By Subash Agarwal,Advocate
An assessee has sold his Landed Property (Non-agricultural Land) and wants to purchase two nos. of House Property. Can he claim any exemption in the following situations-
Situation - 1, He already owns a residential house at the time of transfer of the above landed property and he wants to purchase two residential house.
Situation- 2, He does not have any residential house at the time of transfer of the above landed property and he wants to purchase two residential house.
Situation-3, His father & he jointly owned a residential house at the time of transfer of the above landed property and wants to purchase two residential house.
Where long term capital gains arise from transfer of an asset other than a residential house, the assessee is entitled to the benefit of section 54F i.e., exemption from capital gains on purchase of a residential house within the specified period.

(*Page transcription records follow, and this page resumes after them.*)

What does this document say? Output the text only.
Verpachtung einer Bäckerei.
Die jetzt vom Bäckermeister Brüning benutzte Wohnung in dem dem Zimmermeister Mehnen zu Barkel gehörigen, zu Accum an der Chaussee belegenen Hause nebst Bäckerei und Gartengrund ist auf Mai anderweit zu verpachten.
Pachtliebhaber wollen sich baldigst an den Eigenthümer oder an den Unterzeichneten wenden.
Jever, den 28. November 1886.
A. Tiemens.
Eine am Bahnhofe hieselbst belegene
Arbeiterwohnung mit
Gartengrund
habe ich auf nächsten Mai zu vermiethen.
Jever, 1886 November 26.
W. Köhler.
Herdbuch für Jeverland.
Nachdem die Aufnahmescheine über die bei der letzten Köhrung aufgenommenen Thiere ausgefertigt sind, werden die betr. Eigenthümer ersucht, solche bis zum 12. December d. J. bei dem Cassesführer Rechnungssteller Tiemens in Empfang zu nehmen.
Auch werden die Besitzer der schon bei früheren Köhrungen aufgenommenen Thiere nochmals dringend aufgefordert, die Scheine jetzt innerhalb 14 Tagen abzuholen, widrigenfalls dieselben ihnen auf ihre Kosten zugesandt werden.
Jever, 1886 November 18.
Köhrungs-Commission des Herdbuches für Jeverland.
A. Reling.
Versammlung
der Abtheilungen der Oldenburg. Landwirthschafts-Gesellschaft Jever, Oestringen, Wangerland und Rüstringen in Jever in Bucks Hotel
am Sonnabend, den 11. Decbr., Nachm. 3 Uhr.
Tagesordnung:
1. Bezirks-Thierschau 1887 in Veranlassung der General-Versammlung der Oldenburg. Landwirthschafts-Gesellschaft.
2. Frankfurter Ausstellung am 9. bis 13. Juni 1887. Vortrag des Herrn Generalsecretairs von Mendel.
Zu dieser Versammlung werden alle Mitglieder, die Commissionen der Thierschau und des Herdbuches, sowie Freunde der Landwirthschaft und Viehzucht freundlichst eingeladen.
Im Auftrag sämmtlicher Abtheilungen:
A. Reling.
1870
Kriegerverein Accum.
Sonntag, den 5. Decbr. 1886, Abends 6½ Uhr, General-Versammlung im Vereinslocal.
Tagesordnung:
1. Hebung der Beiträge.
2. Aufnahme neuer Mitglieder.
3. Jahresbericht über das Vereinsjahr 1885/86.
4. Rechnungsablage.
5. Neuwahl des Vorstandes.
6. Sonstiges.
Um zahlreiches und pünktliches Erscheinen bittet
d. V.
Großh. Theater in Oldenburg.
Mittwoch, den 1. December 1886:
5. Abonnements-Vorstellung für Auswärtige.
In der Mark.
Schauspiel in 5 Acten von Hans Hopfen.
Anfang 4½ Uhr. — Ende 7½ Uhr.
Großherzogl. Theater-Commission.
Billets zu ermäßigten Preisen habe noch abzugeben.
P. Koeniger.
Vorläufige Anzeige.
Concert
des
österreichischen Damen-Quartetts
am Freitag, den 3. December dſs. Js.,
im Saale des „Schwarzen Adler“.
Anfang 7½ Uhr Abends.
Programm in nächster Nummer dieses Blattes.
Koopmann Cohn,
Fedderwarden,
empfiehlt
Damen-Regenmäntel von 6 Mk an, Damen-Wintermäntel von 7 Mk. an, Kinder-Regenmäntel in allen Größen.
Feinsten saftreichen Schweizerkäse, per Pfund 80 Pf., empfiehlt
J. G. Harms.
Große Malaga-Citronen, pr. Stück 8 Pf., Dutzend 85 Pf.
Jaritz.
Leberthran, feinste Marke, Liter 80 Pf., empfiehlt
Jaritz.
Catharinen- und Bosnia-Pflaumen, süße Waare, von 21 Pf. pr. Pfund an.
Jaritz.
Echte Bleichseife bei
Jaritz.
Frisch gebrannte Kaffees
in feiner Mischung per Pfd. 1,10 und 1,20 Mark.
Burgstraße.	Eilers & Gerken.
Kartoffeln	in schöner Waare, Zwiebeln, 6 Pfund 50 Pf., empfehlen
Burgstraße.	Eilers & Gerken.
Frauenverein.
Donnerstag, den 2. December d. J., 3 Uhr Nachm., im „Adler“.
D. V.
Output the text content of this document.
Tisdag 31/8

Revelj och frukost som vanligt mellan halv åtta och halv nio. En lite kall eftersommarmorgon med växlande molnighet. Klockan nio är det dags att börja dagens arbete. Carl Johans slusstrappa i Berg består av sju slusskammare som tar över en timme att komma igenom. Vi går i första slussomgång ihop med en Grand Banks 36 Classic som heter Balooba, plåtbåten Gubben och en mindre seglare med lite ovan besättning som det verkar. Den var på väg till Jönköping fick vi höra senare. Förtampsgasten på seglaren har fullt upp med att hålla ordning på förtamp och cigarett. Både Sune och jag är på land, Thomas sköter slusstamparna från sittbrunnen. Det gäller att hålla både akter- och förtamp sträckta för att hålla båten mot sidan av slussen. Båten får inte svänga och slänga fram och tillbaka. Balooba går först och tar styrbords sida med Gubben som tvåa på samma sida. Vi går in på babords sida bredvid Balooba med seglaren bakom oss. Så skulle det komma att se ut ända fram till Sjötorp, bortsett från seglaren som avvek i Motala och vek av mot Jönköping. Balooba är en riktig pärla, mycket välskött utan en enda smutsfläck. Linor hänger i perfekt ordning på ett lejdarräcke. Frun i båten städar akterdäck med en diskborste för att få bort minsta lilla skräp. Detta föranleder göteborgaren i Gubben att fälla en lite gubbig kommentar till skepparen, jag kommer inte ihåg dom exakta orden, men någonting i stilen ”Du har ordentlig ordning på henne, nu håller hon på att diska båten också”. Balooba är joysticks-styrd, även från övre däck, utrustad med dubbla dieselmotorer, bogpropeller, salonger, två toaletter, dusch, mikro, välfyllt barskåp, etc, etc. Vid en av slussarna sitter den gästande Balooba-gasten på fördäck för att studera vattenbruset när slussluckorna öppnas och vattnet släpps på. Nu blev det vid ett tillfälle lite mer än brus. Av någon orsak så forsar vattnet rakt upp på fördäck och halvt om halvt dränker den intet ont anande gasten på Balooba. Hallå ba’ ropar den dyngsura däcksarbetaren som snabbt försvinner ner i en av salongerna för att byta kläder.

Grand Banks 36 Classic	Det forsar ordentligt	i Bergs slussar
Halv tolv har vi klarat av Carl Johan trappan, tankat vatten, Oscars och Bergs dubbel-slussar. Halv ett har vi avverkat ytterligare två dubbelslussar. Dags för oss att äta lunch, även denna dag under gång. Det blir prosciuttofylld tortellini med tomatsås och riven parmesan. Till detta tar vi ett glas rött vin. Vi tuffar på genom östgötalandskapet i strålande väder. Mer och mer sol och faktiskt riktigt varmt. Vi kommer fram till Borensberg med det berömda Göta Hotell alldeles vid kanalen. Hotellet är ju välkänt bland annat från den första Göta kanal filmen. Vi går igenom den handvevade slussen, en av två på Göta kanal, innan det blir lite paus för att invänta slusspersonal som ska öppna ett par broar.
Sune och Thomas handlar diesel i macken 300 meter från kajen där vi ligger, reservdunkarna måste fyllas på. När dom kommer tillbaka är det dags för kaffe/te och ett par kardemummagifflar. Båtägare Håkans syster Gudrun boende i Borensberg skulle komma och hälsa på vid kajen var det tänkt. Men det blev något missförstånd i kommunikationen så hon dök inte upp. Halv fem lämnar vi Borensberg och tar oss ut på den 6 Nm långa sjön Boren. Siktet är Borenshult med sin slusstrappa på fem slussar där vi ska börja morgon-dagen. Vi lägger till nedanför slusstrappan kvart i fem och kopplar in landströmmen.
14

As per the said provision, the benefit is not available if the assessee owns more than one residential house on the date of transfer of asset in question.
In the three situations narrated above, the assessee is not owning more than one residential house on the date of sale. So, there is no impediment in claiming exemption u/s. 54F. Now, the question arises – whether the assessee can claim exemption in respect of two residential houses.
The view of the courts in general is that where two or more flats are acquired in the same apartment/complex and they are contiguous (adjoining) to each other and used as single residential unit, the exemption can be allowed for the cost of all those flats. However, where the flats are situated in different locations, then the exemption will be allowed only for one of the flats at the option of the assessee.
Important case laws are as under –
(i) CIT vs. D. Ananda Basappa 309 ITR 329 (Kar.)
This was a case of multiple flats in the same complex used as one unit and the exemption under section 54 was allowed. The SLP filed by the Department against this decision was rejected by the Supreme Court [ 320 ITR (St.) 19]
(ii) CIT vs. K.G. Rukminiamma 331 ITR 211 (Kar.)
In this case, there were four residential units, but all of them were in the same building acquired in pursuance of a development agreement. Held, the exemption was allowable.
(iii) CIT vs. Raman Kumar Suri 212 Taxman 411 (Bom)
In this case, the assessee purchased a duplex flat. The A.O. held that it was not one flat but two flats which have been joined into one flat. He restricted the exemption to half of the investment made. It was held that the assessee is entitled to exemption for the entire investment made.
(iv) Hon’ble Punjab and Haryana High Court in the case of Pawan Arya vs. CIT 49 DTR 123 restricted the benefit to one house since in this case, two new houses were acquired in different locations.
(v) In the case of Smt. Myrtle D’Souza vs. ITO 53 SOT 236 (Mum) the exemption was restricted to the value of one of the flats since in that case, two flats in different floors of the complex were acquired.
However, recently in Gita Duggal’s case 257 CTR 208 (Del) liberal view has been taken in respect of purchase of residential units in the same building but at different floors. It was held that section 54/54F uses the expression “a residential house” and not “a residential unit”. It was held that there is nothing in these sections which require the residential house to be constructed in a particular manner. This judgement, however, is on different factual plane. In this case, the assessee had entered into a collaboration agreement with developer. The builder was to construct three floors at his cost and first two constructed floors were to be given to the assessee in lieu of land and third floor was to be retained by the builder. The assessee had claimed that if the cost of construction was to be treated as sale price, the same should also be correspondingly taken to have been invested in the residential house namely, the two floors that the assessee was entitled to. The case of the assessee was accepted by the ITAT and the High Court.